En revanche, les logiciels d'apprentissage en profondeur peuvent être capables de donner un sens au langage plus comme le font les humains. Des chercheurs de Facebook, Google et d'ailleurs développent des logiciels qui ont montré des progrès dans la compréhension de la signification des mots. L'équipe de LeCun dispose d'un système capable de lire des histoires simples et de répondre à des questions à leur sujet, en s'appuyant sur des facultés telles que la déduction logique et une compréhension rudimentaire du temps.
Cependant, comme LeCun le sait de première main, l'intelligence artificielle est connue pour ses moments de progrès qui alimentent les prédictions de grands pas en avant mais qui changent finalement très peu. Créer un logiciel capable de gérer les complexités éblouissantes du langage est un plus grand défi que de l'entraîner à reconnaître des objets dans des images. L'utilité de l'apprentissage en profondeur pour la reconnaissance vocale et la détection d'images ne fait aucun doute, mais ce n'est encore qu'une supposition qu'il maîtrisera le langage et transformera nos vies plus radicalement. Nous ne savons pas encore avec certitude si l'apprentissage en profondeur est un coup dur qui se révélera être quelque chose de beaucoup plus grand.
Histoire profonde
Les racines de l'apprentissage en profondeur remontent plus loin que le temps de LeCun aux Bell Labs. Lui et quelques autres pionniers de la technique ressuscitaient en fait une idée morte depuis longtemps dans l'intelligence artificielle.

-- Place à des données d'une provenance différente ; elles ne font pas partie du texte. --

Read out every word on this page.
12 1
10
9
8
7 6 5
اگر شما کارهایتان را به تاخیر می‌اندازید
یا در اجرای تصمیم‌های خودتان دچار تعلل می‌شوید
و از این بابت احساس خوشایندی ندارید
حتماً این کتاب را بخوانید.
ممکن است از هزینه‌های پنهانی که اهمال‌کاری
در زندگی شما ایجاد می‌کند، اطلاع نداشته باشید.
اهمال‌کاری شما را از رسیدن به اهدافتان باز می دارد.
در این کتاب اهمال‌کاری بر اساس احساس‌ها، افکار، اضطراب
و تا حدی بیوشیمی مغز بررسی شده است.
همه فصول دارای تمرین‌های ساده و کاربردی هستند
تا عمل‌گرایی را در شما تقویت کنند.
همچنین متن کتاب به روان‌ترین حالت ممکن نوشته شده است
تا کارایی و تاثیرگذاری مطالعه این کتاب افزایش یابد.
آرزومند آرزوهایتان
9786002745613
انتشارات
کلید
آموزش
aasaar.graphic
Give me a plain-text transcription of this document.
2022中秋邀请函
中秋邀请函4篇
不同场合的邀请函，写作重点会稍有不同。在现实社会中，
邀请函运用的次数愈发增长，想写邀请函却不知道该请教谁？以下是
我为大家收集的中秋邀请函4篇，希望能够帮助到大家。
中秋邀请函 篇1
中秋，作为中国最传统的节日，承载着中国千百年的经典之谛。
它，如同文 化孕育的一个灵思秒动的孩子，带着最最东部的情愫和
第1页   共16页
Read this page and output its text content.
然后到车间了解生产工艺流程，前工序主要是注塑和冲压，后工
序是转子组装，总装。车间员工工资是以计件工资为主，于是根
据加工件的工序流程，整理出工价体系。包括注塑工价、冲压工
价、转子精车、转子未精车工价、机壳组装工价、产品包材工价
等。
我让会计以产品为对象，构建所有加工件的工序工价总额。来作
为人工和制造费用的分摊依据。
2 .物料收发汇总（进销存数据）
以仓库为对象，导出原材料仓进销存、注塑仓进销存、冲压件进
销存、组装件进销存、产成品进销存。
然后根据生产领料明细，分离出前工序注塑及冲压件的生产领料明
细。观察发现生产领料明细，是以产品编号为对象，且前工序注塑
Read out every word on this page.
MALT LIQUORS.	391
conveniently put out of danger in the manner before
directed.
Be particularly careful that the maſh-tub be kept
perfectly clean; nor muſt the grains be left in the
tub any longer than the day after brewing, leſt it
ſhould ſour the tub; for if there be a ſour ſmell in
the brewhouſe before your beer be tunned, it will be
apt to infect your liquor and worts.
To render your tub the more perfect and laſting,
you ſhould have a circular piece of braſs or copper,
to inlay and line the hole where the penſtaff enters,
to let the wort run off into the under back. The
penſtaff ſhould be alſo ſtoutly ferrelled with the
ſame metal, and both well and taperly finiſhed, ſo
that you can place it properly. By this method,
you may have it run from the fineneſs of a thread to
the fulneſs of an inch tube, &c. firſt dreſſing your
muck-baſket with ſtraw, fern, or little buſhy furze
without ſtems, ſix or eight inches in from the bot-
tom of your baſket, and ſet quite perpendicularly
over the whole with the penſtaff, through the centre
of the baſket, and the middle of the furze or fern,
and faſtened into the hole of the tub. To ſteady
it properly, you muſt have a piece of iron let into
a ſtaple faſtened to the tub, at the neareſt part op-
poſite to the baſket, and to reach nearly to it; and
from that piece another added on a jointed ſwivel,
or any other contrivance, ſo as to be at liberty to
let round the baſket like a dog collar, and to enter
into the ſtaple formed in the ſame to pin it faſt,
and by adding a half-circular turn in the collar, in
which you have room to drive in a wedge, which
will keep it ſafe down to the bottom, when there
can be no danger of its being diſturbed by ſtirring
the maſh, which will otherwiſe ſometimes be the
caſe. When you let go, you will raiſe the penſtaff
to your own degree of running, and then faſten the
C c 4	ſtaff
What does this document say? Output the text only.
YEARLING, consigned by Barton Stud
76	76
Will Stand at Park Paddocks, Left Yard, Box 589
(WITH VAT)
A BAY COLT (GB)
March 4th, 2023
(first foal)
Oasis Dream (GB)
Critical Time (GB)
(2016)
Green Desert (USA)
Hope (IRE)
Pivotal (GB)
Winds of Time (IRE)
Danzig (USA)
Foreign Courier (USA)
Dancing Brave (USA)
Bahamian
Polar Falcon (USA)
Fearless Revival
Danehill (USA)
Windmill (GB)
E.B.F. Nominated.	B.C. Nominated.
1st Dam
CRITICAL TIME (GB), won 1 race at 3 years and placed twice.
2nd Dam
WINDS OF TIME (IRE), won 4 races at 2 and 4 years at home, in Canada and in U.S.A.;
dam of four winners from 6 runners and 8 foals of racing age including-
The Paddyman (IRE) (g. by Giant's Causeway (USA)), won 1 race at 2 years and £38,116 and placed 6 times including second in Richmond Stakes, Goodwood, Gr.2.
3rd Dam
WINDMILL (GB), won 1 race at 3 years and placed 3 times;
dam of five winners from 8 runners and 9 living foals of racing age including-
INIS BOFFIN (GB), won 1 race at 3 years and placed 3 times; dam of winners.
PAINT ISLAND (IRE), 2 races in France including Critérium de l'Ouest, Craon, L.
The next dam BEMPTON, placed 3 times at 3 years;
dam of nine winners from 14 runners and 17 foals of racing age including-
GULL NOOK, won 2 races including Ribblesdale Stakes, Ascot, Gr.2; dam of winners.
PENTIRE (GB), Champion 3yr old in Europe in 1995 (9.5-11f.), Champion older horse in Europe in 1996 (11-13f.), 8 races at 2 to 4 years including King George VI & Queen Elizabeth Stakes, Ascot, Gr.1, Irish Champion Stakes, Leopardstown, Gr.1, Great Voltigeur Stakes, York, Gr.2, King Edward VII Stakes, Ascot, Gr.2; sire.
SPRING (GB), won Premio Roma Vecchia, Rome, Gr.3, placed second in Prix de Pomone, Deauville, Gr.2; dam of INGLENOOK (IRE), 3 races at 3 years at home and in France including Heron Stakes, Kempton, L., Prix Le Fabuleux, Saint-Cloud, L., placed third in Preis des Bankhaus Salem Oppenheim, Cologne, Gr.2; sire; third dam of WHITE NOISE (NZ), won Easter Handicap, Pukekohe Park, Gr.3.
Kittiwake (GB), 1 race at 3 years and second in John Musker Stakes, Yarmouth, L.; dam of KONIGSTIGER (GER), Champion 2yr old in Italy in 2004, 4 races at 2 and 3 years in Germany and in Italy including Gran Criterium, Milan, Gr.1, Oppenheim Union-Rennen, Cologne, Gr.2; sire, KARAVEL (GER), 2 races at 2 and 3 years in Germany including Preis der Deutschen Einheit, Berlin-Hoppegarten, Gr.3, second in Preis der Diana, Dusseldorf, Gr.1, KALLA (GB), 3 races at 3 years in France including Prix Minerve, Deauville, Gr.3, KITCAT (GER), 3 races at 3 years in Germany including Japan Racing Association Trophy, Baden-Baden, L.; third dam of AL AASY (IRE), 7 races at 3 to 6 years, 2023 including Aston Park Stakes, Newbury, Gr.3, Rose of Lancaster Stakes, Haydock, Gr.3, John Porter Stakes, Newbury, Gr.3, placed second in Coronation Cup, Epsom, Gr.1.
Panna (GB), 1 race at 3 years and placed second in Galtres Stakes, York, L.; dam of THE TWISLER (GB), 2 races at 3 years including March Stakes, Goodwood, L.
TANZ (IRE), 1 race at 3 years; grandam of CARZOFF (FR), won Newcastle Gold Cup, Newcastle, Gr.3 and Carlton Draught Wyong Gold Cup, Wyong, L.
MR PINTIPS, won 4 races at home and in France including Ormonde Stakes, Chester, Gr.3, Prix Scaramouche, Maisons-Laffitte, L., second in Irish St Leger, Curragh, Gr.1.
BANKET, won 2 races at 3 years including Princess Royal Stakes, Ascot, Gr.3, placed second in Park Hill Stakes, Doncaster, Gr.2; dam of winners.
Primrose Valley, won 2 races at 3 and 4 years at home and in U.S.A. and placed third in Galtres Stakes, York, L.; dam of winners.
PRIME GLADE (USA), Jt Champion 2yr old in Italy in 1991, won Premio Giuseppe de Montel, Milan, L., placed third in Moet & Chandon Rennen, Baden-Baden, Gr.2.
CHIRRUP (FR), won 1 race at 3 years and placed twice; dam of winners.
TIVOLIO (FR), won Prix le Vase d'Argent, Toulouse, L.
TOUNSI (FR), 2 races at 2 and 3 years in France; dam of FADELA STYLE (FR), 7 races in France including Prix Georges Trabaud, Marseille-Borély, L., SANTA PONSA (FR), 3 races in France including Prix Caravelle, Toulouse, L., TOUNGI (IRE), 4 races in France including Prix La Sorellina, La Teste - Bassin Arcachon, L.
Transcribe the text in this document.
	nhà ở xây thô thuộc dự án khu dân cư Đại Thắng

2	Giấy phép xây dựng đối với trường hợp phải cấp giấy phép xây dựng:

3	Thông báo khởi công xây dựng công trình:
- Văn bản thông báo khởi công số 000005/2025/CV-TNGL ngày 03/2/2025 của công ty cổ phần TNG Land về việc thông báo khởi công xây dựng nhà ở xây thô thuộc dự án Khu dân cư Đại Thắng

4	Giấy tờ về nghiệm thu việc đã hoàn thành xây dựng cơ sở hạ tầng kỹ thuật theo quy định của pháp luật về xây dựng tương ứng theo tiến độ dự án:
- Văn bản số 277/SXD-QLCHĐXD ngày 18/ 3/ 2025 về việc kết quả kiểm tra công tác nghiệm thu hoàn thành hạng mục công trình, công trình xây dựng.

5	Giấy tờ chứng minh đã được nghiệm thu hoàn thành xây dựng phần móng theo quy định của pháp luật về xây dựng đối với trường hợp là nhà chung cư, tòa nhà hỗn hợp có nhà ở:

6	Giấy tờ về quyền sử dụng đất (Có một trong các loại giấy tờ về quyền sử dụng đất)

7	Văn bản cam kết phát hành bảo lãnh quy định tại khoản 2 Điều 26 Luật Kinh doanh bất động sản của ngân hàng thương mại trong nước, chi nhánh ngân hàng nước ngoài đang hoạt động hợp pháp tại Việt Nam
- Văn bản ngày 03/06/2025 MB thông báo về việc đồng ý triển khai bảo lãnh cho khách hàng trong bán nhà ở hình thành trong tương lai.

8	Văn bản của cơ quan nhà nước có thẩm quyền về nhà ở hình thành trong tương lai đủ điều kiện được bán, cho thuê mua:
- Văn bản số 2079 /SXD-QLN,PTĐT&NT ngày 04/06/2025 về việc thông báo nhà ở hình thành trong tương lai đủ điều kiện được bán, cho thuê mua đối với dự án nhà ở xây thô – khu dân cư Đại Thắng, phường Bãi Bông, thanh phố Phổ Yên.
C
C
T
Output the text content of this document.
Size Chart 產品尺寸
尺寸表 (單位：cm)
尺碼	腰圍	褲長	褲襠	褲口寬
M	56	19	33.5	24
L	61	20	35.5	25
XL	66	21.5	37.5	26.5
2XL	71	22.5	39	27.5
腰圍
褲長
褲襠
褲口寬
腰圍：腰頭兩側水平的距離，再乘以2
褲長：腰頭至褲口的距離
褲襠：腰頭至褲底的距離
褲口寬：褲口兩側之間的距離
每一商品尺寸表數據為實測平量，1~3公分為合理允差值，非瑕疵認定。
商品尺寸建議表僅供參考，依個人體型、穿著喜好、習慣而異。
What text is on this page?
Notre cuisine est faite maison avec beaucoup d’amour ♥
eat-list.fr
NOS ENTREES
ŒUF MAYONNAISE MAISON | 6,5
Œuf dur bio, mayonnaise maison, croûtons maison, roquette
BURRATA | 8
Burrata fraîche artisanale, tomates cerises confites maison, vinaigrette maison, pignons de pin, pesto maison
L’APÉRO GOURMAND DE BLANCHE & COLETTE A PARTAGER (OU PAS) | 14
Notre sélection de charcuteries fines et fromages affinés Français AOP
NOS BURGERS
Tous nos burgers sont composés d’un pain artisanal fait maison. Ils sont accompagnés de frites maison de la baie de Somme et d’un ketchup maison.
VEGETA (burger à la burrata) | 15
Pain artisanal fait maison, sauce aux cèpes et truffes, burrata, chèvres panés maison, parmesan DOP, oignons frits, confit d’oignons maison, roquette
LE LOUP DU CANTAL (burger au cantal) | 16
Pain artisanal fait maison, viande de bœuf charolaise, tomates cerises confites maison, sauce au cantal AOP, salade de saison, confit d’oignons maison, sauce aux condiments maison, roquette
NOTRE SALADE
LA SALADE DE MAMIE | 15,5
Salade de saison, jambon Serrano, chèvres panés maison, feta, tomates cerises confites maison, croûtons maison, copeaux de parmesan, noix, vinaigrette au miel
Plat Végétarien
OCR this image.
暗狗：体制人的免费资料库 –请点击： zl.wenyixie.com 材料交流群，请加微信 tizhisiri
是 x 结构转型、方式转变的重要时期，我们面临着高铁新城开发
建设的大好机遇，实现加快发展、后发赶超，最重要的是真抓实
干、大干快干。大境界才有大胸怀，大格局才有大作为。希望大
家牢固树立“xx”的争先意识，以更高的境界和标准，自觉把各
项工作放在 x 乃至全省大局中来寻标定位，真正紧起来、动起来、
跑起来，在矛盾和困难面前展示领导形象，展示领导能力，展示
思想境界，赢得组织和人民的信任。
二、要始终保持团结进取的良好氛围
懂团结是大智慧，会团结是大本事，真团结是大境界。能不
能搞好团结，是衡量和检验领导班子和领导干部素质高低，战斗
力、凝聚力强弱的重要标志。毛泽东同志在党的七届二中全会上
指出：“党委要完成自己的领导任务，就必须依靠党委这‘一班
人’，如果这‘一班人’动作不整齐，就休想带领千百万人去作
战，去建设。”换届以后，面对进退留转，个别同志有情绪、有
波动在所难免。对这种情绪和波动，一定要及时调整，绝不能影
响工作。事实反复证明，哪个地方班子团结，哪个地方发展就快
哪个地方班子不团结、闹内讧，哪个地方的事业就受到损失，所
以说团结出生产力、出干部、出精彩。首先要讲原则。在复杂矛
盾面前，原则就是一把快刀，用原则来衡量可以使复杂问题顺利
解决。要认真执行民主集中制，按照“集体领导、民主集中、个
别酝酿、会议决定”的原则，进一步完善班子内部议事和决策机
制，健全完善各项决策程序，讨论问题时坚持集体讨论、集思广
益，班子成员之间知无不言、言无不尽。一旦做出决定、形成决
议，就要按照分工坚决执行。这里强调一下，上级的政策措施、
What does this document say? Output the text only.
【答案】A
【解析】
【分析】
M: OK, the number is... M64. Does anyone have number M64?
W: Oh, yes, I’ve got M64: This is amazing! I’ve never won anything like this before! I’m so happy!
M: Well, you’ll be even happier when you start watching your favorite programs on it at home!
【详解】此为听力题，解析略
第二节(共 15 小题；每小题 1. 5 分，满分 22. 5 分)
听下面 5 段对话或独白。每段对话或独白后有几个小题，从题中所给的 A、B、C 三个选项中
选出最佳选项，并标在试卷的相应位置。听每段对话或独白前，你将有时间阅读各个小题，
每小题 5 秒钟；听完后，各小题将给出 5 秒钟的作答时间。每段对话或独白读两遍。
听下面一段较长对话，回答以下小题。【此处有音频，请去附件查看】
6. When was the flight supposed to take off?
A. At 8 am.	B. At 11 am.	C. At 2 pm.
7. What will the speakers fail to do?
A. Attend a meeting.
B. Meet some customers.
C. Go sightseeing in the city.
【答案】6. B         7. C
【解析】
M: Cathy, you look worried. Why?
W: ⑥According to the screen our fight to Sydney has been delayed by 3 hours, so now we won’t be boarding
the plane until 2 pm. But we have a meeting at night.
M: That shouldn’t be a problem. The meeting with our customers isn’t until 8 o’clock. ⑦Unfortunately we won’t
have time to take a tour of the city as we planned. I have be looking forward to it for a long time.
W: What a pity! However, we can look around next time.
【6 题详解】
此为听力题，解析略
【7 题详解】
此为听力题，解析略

Lorsque le domaine a commencé, dans les années 1950, les biologistes commençaient à peine à développer des théories mathématiques simples sur la façon dont l'intelligence et l'apprentissage émergent des signaux passant entre les neurones du cerveau. L'idée centrale, toujours d'actualité aujourd'hui, était que les liens entre les neurones sont renforcés si ces cellules communiquent fréquemment. La fusillade de l'activité neuronale déclenchée par une nouvelle expérience ajuste les connexions du cerveau afin qu'il puisse mieux la comprendre la deuxième fois.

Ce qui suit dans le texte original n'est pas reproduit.